1. Stage

Florida Orchestra presents a joyful, sparkling night of Beethoven

Guest conductor Perry So sparkles at the podium, obviously enjoying his musical task.
Published Feb. 22, 2015

TAMPA — Everyone wants to hear Beethoven's Symphony No. 5. It's the one everyone knows, the one that transcends space and time. Beethoven was confronting his worsening deafness in the Fifth, and it's tinged with doom and madness, and finally, victory!

Symphony No. 4? It's the kid eating pudding alone at lunch, not played nearly as much. Thankfully, the Florida Orchestra took up the task Friday at the David A. Straz Jr. Center for the Performing Arts, because it's certainly worthy. It capped a night of fluid storytelling across generations.

The Fourth may not be as monumental as others, but it's different in a satisfying way. Beethoven was on vacay when he wrote this for a wealthy count, and the result is playful, relaxed, almost pastoral. The orchestra captured the symphony's conversational feel, nailing the abbreviated call and response that threads from instrument to instrument, bassoon talking to oboe talking to flute and so on.

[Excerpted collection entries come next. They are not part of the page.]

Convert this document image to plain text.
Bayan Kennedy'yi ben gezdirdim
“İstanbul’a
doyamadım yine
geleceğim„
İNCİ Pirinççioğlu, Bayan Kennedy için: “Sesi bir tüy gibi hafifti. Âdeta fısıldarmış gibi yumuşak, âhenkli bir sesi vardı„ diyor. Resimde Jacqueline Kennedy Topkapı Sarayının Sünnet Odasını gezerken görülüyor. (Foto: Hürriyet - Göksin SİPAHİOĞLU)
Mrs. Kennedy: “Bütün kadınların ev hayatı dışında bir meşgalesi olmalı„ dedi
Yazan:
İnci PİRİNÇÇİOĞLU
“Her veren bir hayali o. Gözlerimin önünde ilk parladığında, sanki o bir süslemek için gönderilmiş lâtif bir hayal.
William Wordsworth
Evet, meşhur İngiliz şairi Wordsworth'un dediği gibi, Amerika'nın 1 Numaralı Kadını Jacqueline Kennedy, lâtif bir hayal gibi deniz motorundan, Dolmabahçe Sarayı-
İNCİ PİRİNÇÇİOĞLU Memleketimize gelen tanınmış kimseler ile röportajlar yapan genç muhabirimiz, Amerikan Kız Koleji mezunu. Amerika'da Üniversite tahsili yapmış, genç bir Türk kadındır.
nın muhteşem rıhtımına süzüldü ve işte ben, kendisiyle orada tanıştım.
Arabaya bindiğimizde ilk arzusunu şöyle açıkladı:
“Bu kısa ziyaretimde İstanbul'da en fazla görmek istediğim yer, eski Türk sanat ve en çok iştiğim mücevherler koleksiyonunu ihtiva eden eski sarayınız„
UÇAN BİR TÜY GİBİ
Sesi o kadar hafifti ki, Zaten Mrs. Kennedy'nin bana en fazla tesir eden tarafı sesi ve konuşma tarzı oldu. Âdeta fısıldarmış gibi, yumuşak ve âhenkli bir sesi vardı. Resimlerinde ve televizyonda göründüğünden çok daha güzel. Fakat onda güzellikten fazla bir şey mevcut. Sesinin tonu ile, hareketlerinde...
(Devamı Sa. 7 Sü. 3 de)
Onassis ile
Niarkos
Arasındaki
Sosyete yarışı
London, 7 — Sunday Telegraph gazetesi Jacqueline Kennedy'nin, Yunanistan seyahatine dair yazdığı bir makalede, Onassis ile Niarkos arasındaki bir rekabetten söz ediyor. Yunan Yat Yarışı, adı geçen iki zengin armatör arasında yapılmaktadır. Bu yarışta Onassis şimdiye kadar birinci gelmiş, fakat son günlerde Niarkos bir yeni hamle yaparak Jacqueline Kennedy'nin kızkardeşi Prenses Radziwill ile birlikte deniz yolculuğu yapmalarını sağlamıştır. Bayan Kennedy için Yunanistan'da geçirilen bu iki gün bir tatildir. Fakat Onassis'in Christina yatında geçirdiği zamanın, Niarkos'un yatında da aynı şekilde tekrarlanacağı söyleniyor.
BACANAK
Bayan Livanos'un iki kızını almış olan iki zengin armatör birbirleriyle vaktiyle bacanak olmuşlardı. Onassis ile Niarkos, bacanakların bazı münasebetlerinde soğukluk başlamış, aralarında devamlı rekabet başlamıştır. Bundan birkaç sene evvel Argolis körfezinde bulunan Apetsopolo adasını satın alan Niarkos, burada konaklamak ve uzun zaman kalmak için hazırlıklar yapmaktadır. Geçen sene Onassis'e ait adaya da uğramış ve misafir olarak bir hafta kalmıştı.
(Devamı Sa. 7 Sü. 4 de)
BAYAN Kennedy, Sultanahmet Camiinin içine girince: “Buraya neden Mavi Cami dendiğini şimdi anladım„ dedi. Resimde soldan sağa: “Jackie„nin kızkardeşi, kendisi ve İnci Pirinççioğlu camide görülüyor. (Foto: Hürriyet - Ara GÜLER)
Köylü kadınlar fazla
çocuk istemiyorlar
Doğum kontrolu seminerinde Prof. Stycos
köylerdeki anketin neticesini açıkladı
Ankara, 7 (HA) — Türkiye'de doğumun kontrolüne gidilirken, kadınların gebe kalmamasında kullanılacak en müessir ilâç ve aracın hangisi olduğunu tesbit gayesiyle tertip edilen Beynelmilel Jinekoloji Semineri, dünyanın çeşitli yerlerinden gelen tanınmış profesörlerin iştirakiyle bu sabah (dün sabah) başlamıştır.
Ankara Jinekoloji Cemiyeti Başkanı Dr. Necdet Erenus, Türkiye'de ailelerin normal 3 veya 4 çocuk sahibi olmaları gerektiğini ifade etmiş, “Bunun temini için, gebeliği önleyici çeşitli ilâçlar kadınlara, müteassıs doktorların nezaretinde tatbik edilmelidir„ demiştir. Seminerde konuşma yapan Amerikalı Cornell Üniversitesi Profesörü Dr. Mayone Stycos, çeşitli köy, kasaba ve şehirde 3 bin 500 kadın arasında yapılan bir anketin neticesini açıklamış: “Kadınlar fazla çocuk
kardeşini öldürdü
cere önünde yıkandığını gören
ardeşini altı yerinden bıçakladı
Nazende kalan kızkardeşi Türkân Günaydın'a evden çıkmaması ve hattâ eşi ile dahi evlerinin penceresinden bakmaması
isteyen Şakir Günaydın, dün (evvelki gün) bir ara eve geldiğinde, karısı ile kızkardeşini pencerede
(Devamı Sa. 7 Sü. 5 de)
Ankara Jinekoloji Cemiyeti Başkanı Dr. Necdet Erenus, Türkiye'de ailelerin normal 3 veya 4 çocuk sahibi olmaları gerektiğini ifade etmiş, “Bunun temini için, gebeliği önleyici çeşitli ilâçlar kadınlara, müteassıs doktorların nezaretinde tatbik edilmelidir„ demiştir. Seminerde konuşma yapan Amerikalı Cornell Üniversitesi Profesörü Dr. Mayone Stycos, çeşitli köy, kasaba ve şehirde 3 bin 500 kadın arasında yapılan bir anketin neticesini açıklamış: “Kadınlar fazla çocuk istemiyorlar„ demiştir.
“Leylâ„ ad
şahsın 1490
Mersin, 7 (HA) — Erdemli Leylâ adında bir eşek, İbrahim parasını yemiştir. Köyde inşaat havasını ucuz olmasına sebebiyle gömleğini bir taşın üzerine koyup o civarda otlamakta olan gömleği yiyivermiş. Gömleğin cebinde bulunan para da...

It was a blast to watch guest conductor Perry So, whose job so obviously brings him joy. He had a smile on his face in the first movement of the Beethoven and was controlled, despite dancing on the podium. He was a vibrant storyteller in the pre-concert conversation, and his respect for narrative came through in the performance.

The masterworks program opened with Wagner's overture to the opera Tannhauser, a quest to find spiritual absolution. The orchestra told the story with fullness, the low and grumbling slow march, the dance of the brass and winds, the frolicking, sexy parts. Watch for intense, nimble fingering from the cellists, and see if you can spot the bit that sounds like a certain melody from The Sound of Music.

Nothing thrilled the audience as much as Saint-Saens' Piano Concerto No. 2, with a stunning solo turn from French pianist Pascal Roge. The concerto starts with an almost improvisational feel, followed by urgent notes from the orchestra, then a woodland fairy center, then a rapid-fire display of technical prowess.

Roge infused the work with joie de vivre, and the orchestra provided a steady, atmospheric platform. It's easy to forgive the concerto's occasional meandering when it's just so luscious and French. As the conductor put it, "It's sparkly. It's full of champagne!"